Le Nephroma occultum est un lichen nutriphyte qui pousse sur une variété de conifères riches en nutriments. On l’observe rarement sur des arbres feuillus (à l’exception du Betula papyrifera et de l’Acer macrophyllum). Ce lichen occupe le plus souvent des forêts au sol riche en nutriments, à la topographie en pied de talus où le sol reçoit des apports en humidité et en nutriments à partir des terrains élevés avoisinants.

Adaptabilité etcompétition

Le Nephroma occultum est intolérant à la sécheresse estivale et produit des sorédies qui se dispersent inefficacement.

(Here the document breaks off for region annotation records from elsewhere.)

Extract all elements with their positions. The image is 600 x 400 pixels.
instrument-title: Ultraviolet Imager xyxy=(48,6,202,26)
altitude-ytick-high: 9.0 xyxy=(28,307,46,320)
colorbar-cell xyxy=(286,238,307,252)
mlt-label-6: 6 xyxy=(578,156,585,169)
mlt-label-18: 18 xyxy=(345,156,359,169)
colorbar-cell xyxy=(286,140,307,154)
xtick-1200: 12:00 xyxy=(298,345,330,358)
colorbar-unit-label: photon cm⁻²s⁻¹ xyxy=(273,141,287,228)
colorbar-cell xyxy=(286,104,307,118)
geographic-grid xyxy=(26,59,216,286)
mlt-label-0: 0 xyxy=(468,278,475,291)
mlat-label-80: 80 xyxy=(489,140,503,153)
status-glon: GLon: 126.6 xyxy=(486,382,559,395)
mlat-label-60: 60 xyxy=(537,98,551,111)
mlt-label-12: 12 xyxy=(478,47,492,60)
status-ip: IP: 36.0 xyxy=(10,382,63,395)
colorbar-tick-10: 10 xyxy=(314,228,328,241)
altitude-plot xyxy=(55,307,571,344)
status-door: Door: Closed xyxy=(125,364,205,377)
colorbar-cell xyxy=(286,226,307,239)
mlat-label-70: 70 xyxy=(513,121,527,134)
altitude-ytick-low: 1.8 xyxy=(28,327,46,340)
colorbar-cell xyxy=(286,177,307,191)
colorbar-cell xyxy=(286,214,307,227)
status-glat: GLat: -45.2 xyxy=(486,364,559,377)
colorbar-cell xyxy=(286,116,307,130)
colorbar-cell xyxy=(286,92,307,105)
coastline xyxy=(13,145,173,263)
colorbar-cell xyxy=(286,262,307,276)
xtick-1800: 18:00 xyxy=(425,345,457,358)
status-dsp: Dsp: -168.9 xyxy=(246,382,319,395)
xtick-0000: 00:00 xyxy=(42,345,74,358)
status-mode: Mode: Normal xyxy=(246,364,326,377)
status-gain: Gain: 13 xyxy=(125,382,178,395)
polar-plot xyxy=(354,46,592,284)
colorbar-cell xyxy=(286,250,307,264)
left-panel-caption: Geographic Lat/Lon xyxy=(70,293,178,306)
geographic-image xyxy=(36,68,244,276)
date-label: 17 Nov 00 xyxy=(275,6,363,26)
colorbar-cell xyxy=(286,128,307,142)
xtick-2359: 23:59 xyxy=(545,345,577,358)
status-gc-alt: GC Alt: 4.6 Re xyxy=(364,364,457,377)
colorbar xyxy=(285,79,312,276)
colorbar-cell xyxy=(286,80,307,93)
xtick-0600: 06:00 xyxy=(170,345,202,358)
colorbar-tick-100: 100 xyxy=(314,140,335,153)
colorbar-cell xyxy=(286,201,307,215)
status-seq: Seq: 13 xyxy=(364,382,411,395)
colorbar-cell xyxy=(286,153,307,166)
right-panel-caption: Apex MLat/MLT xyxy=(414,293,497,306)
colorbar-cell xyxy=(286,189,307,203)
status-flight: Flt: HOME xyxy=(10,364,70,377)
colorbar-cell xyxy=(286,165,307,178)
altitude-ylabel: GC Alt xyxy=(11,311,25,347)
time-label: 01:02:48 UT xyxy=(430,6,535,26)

Ces caractéristiques biologiques sont fréquentes chez plusieurs lichens tributaires des peuplements anciens (voir Goward, 1994; idem, 1995b; Goward et Pojar, 1998; Sillett et al., 2000) et correspondent à une adaptation aux conditions environnementales stables associées aux forêts très anciennes. De façon plus précise, les populations intérieures du N. occultum sont intolérantes aux perturbations qui modifient considérablement les microclimats humides. Les conditions environnementales dynamiques des jeunes peuplements gérés n’offrent pas de protection contre la sécheresse estivale et constituent donc un habitat inapproprié doté d’un macroclimat sec. Là où le macroclimat est convenable, par exemple dans les régions côtières ou en Oregon, la protection d’individus représentatifs dans les vestiges de peuplements anciens, qui joueraient le rôle de sources pour la dispersion de sorédies sur de courtes distances, pourrait constituer une stratégie efficace de conservation pour maintenir le N. occultum dans les jeunes peuplements gérés.

Le Nephroma occultum est un mauvais compétiteur. Goward (1995a) avance que l’espèce est délogée par les mousses et les hépatiques, en particulier dans les écosystèmes côtiers où les bryophytes sont les épiphytes dominantes. Le N. occultum peut demeurer dans les écosystèmes côtiers en colonisant les extrémités des branches dans les peuplements récents ou en occupant les branches plus hautes dans le couvert végétal, habitats qui sont moins favorables pour les bryophytes.